QUERIES
Blake and William Frend
John Adlard’s reference to Frend [BNL #8, p. 73] is very interesting; but I wonder if the influence is not the other way round? Blake uses the idea in several places, and it arises in the first place from his belief that in the perfect world perception would be infinite and unlimited:
Earth was not: nor globes of attraction
The will of the Immortal expended
Or contracted his all flexible senses. (Urizen 3: 36-38)
Blake seems slightly ambivalent in his treatment of the idea. Sometimes he contrasts the infinite variability of the vision of eternity with the restricted sight of natural man, who can only see and understand “globes of attraction.” Sometimes he uses the vision of different worlds as globes as one of the possible attitudes of infinite vision; and this seems to be the point that Frend has taken. In the passage quoted by John Adlard, Blake says that it is a man’s subjective viewpoint that counts, not his generalising rationalisations about the universe. Unexpectedly, Blake vindicates the telescope and microscope against their scientific users. These instruments assist the mortal eye, and open living worlds that had previously been hidden. Newtonic generalisation closes them again, against the evidence of experience.
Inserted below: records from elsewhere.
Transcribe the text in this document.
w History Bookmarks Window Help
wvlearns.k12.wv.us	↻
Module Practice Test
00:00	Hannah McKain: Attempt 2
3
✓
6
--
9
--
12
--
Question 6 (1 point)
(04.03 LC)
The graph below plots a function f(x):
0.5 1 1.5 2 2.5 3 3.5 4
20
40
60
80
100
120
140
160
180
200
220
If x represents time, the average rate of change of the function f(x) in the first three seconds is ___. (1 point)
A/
There are other passages, however, with a rather difficult angle. Also in Milton, plate 15, Blake describes the universe, not in terms of Newtonian globes, but of Cartesian vortices:
when once a traveller thro’ Eternity
Has passd that Vortex, he perceives it roll backward behind
His path, into a globe itself infolding; like a sun:
Or like a moon, or like a universe of starry majesty,
While he keeps onwards in his wondrous journey on the earth
Or like a human form, a friend with whom he livd benevolent.
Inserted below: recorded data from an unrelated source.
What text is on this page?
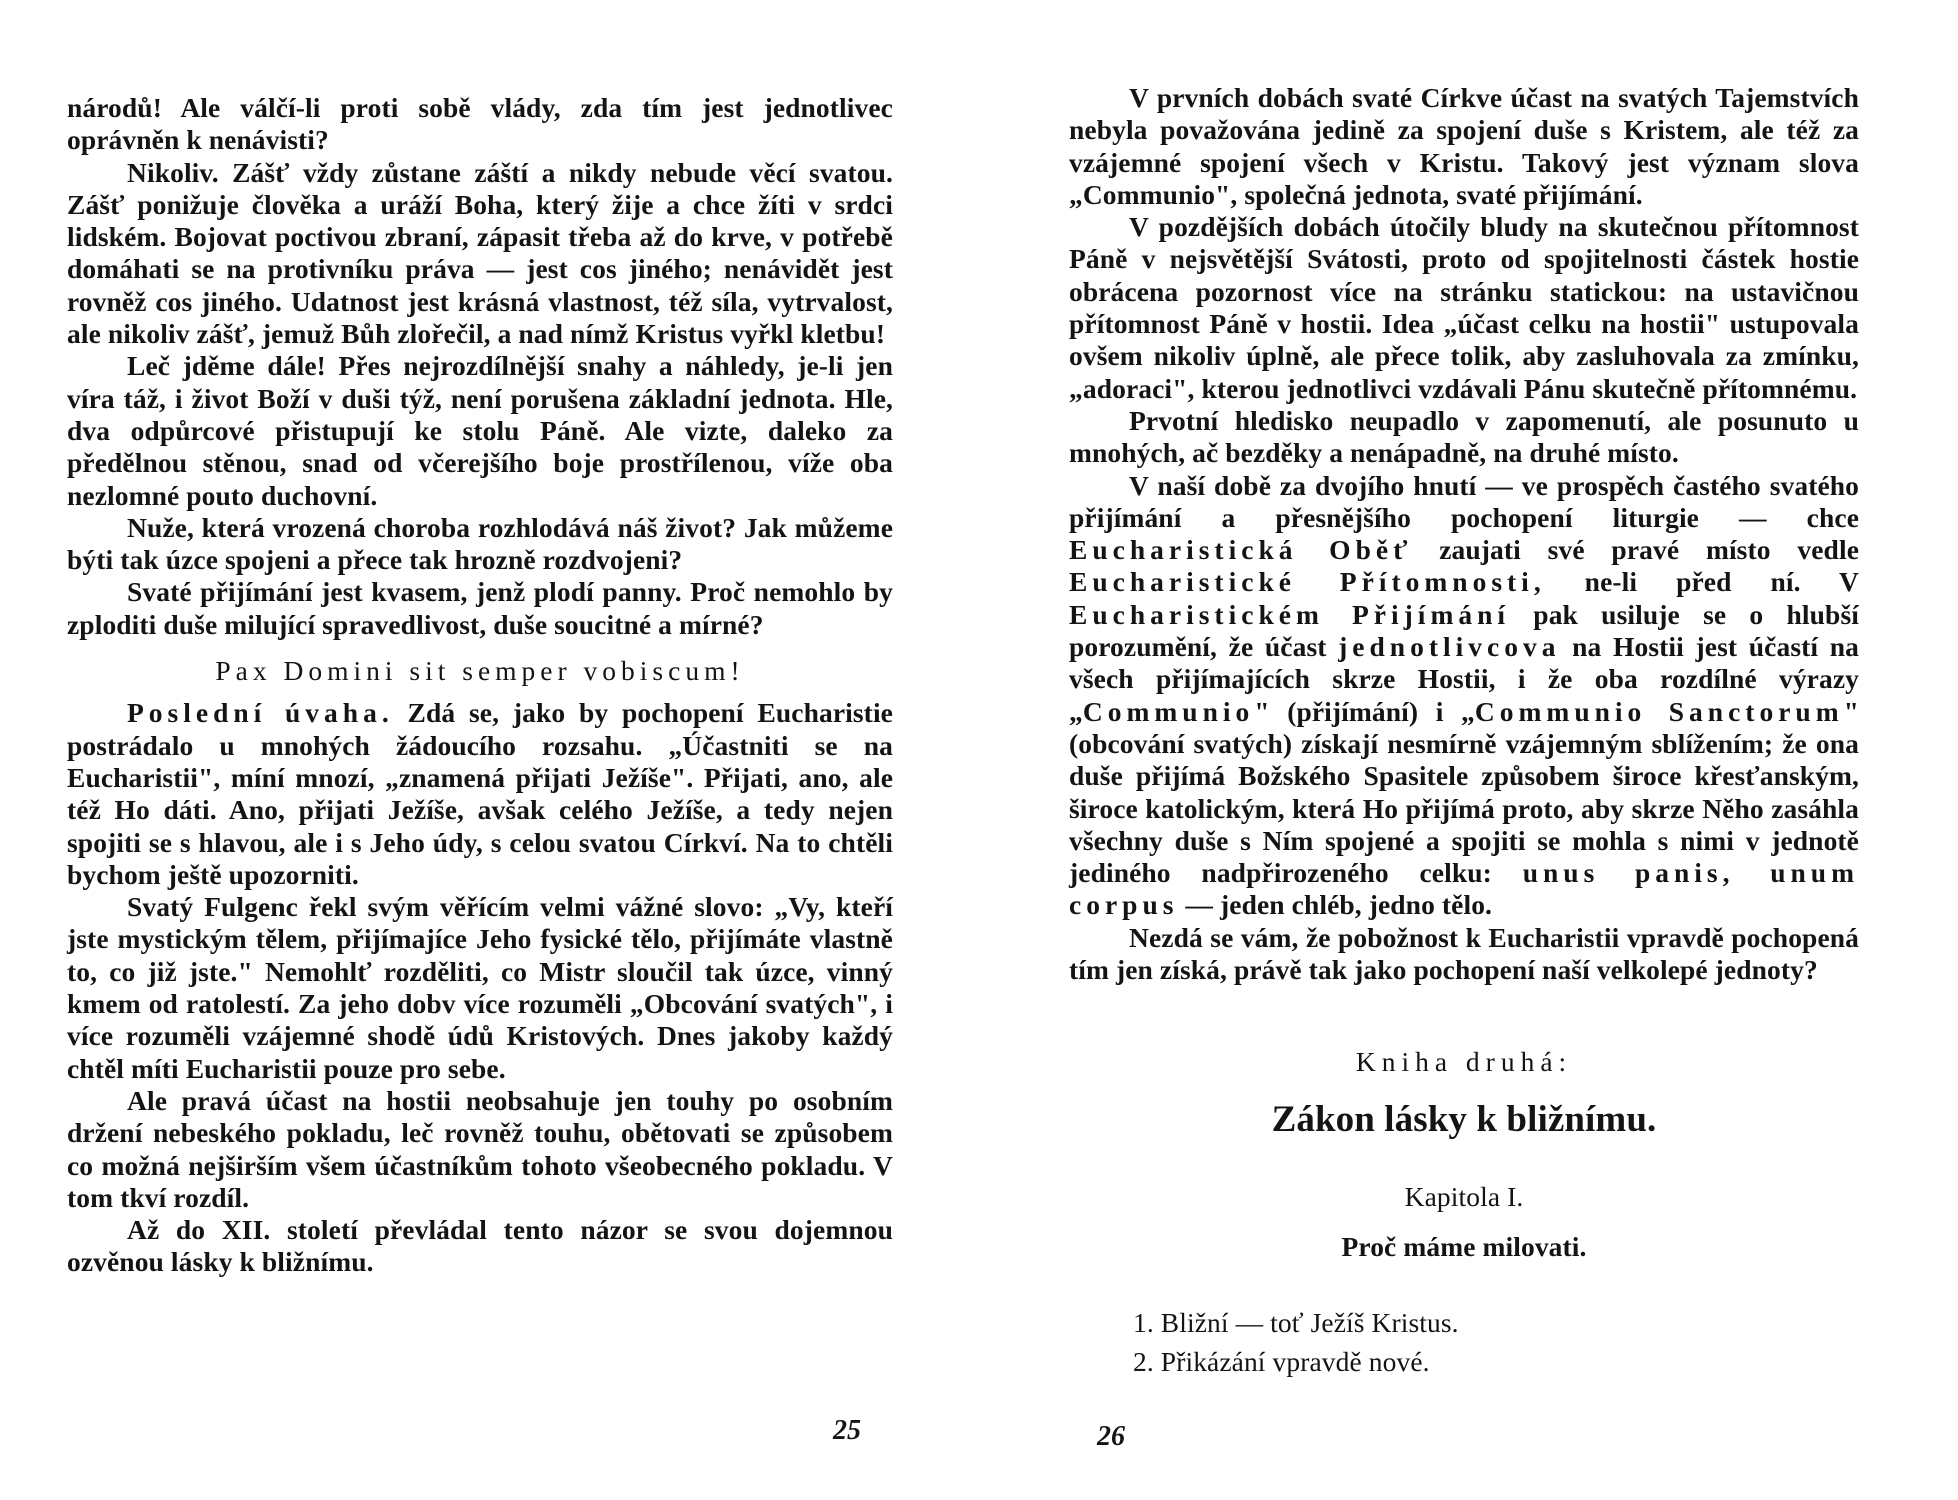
národů! Ale válčí-li proti sobě vlády, zda tím jest jednotlivec oprávněn k nenávisti?

Nikoliv. Zášť vždy zůstane záští a nikdy nebude věcí svatou. Zášť ponižuje člověka a uráží Boha, který žije a chce žíti v srdci lidském. Bojovat poctivou zbraní, zápasit třeba až do krve, v potřebě domáhati se na protivníku práva — jest cos jiného; nenávidět jest rovněž cos jiného. Udatnost jest krásná vlastnost, též síla, vytrvalost, ale nikoliv zášť, jemuž Bůh zlořečil, a nad nímž Kristus vyřkl kletbu!

Leč jděme dále! Přes nejrozdílnější snahy a náhledy, je-li jen víra táž, i život Boží v duši týž, není porušena základní jednota. Hle, dva odpůrcové přistupují ke stolu Páně. Ale vizte, daleko za předělnou stěnou, snad od včerejšího boje prostřílenou, víže oba nezlomné pouto duchovní.

Nuže, která vrozená choroba rozhlodává náš život? Jak můžeme býti tak úzce spojeni a přece tak hrozně rozdvojeni?

Svaté přijímání jest kvasem, jenž plodí panny. Proč nemohlo by zploditi duše milující spravedlivost, duše soucitné a mírné?

Pax Domini sit semper vobiscum!

Poslední úvaha. Zdá se, jako by pochopení Eucharistie postrádalo u mnohých žádoucího rozsahu. „Účastniti se na Eucharistii", míní mnozí, „znamená přijati Ježíše". Přijati, ano, ale též Ho dáti. Ano, přijati Ježíše, avšak celého Ježíše, a tedy nejen spojiti se s hlavou, ale i s Jeho údy, s celou svatou Církví. Na to chtěli bychom ještě upozorniti.

Svatý Fulgenc řekl svým věřícím velmi vážné slovo: „Vy, kteří jste mystickým tělem, přijímajíce Jeho fysické tělo, přijímáte vlastně to, co již jste." Nemohlť rozděliti, co Mistr sloučil tak úzce, vinný kmem od ratolestí. Za jeho dobv více rozuměli „Obcování svatých", i více rozuměli vzájemné shodě údů Kristových. Dnes jakoby každý chtěl míti Eucharistii pouze pro sebe.

Ale pravá účast na hostii neobsahuje jen touhy po osobním držení nebeského pokladu, leč rovněž touhu, obětovati se způsobem co možná nejširším všem účastníkům tohoto všeobecného pokladu. V tom tkví rozdíl.

Až do XII. století převládal tento názor se svou dojemnou ozvěnou lásky k bližnímu.

25

V prvních dobách svaté Církve účast na svatých Tajemstvích nebyla považována jedině za spojení duše s Kristem, ale též za vzájemné spojení všech v Kristu. Takový jest význam slova „Communio", společná jednota, svaté přijímání.

V pozdějších dobách útočily bludy na skutečnou přítomnost Páně v nejsvětější Svátosti, proto od spojitelnosti částek hostie obrácena pozornost více na stránku statickou: na ustavičnou přítomnost Páně v hostii. Idea „účast celku na hostii" ustupovala ovšem nikoliv úplně, ale přece tolik, aby zasluhovala za zmínku, „adoraci", kterou jednotlivci vzdávali Pánu skutečně přítomnému.

Prvotní hledisko neupadlo v zapomenutí, ale posunuto u mnohých, ač bezděky a nenápadně, na druhé místo.

V naší době za dvojího hnutí — ve prospěch častého svatého přijímání a přesnějšího pochopení liturgie — chce Eucharistická Oběť zaujati své pravé místo vedle Eucharistické Přítomnosti, ne-li před ní. V Eucharistickém Přijímání pak usiluje se o hlubší porozumění, že účast jednotlivcova na Hostii jest účastí na všech přijímajících skrze Hostii, i že oba rozdílné výrazy „Communio" (přijímání) i „Communio Sanctorum" (obcování svatých) získají nesmírně vzájemným sblížením; že ona duše přijímá Božského Spasitele způsobem široce křesťanským, široce katolickým, která Ho přijímá proto, aby skrze Něho zasáhla všechny duše s Ním spojené a spojiti se mohla s nimi v jednotě jediného nadpřirozeného celku: unus panis, unum corpus — jeden chléb, jedno tělo.

Nezdá se vám, že pobožnost k Eucharistii vpravdě pochopená tím jen získá, právě tak jako pochopení naší velkolepé jednoty?

Kniha druhá:

Zákon lásky k bližnímu.

Kapitola I.

Proč máme milovati.

1. Bližní — toť Ježíš Kristus.
2. Přikázání vpravdě nové.
26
As the eye of man views both the east & west encompassing
Its vortex; and the north & south, with all their starry host;
Also the rising sun & setting moon he views surrounding
His corn-fields and his valleys of five hundred acres square.
Thus is the earth one infinite plane, and not as apparent
To the weak traveller confin’d beneath the moony shade.
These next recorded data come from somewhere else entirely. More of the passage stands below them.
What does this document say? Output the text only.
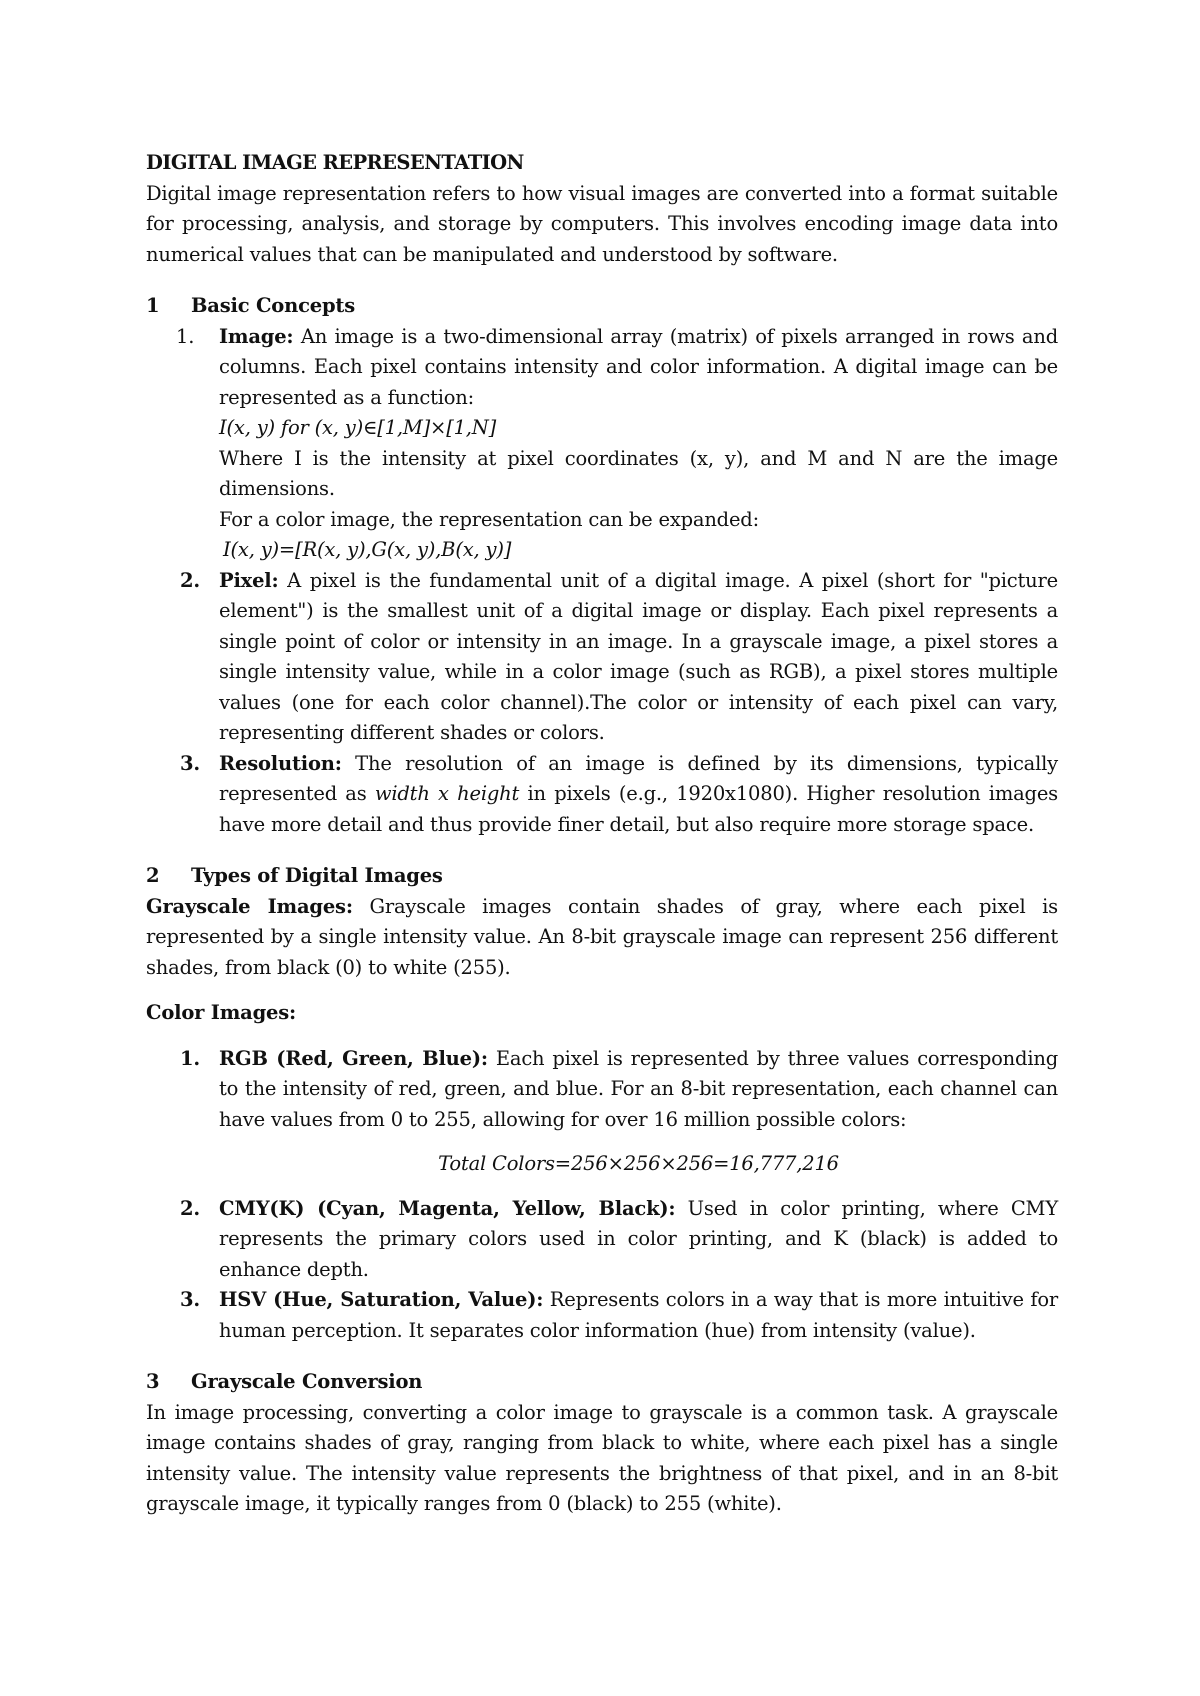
DIGITAL IMAGE REPRESENTATION

Digital image representation refers to how visual images are converted into a format suitable for processing, analysis, and storage by computers. This involves encoding image data into numerical values that can be manipulated and understood by software.

1	Basic Concepts
1.	Image: An image is a two-dimensional array (matrix) of pixels arranged in rows and columns. Each pixel contains intensity and color information. A digital image can be represented as a function:

I(x, y) for (x, y)∈[1,M]×[1,N]

Where I is the intensity at pixel coordinates (x, y), and M and N are the image dimensions.

For a color image, the representation can be expanded:

I(x, y)=[R(x, y),G(x, y),B(x, y)]
2. Pixel: A pixel is the fundamental unit of a digital image. A pixel (short for "picture element") is the smallest unit of a digital image or display. Each pixel represents a single point of color or intensity in an image. In a grayscale image, a pixel stores a single intensity value, while in a color image (such as RGB), a pixel stores multiple values (one for each color channel).The color or intensity of each pixel can vary, representing different shades or colors.

3. Resolution: The resolution of an image is defined by its dimensions, typically represented as width x height in pixels (e.g., 1920x1080). Higher resolution images have more detail and thus provide finer detail, but also require more storage space.

2	Types of Digital Images

Grayscale Images: Grayscale images contain shades of gray, where each pixel is represented by a single intensity value. An 8-bit grayscale image can represent 256 different shades, from black (0) to white (255).

Color Images:

1. RGB (Red, Green, Blue): Each pixel is represented by three values corresponding to the intensity of red, green, and blue. For an 8-bit representation, each channel can have values from 0 to 255, allowing for over 16 million possible colors:

Total Colors=256×256×256=16,777,216

2. CMY(K) (Cyan, Magenta, Yellow, Black): Used in color printing, where CMY represents the primary colors used in color printing, and K (black) is added to enhance depth.

3. HSV (Hue, Saturation, Value): Represents colors in a way that is more intuitive for human perception. It separates color information (hue) from intensity (value).

3	Grayscale Conversion

In image processing, converting a color image to grayscale is a common task. A grayscale image contains shades of gray, ranging from black to white, where each pixel has a single intensity value. The intensity value represents the brightness of that pixel, and in an 8-bit grayscale image, it typically ranges from 0 (black) to 255 (white).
Thus is the heaven a vortex passd already, and the earth
A vortex not yet pass’d by the traveller thro’ Eternity.
The world of a man’s present, living experience, is opened out to him like the open world of a flower. When he passes beyond it, and ceases to experience it directly, it rolls up into a globe.
Again, in “The Mental Traveller,”
The Cottage fades before his sight
The Garden & its lovely Charms
The Guests are scattered thro’ the land
For the Eye altering alters all.
The Senses roll themselves in fear
And the flat Earth becomes a Ball
begin page 20 | ↑ back to top The Stars Sun Moon all shrink away
A desert vast without a bound . . .
Again the emphasis is on the difference between close acceptance of life, and fearful shrinking from it: there is a common image in Jerusalem of a sort of “exploding universe” in which not only the stars and plan but even the countries of the earth (notably Israel and Britain), are alienated from each other (e.g. Jerusalem 66: 40ff). In Jerusalem 83: 33ff this restricted vision becomes acceptable to Los after all, as a duty of the now repentant daughters of Albion (82: 72-80) to give some kind of shadowy understanding of the truth to “the weak traveller confin’d beneath the moony shade:”
An outside shadowy Surface superadded to the real Surface
Which is unchangeable for ever & ever Amen so be it!
(83: 47-48)
In short, Frend’s idea seems to be drawn from Blake, rather than vice versa, and this explains the late date. Frend has watered it down, and turned it to a use which Blake would not accept; but that is, unfortunately, a common fate of Blake’s particular and more original ideas.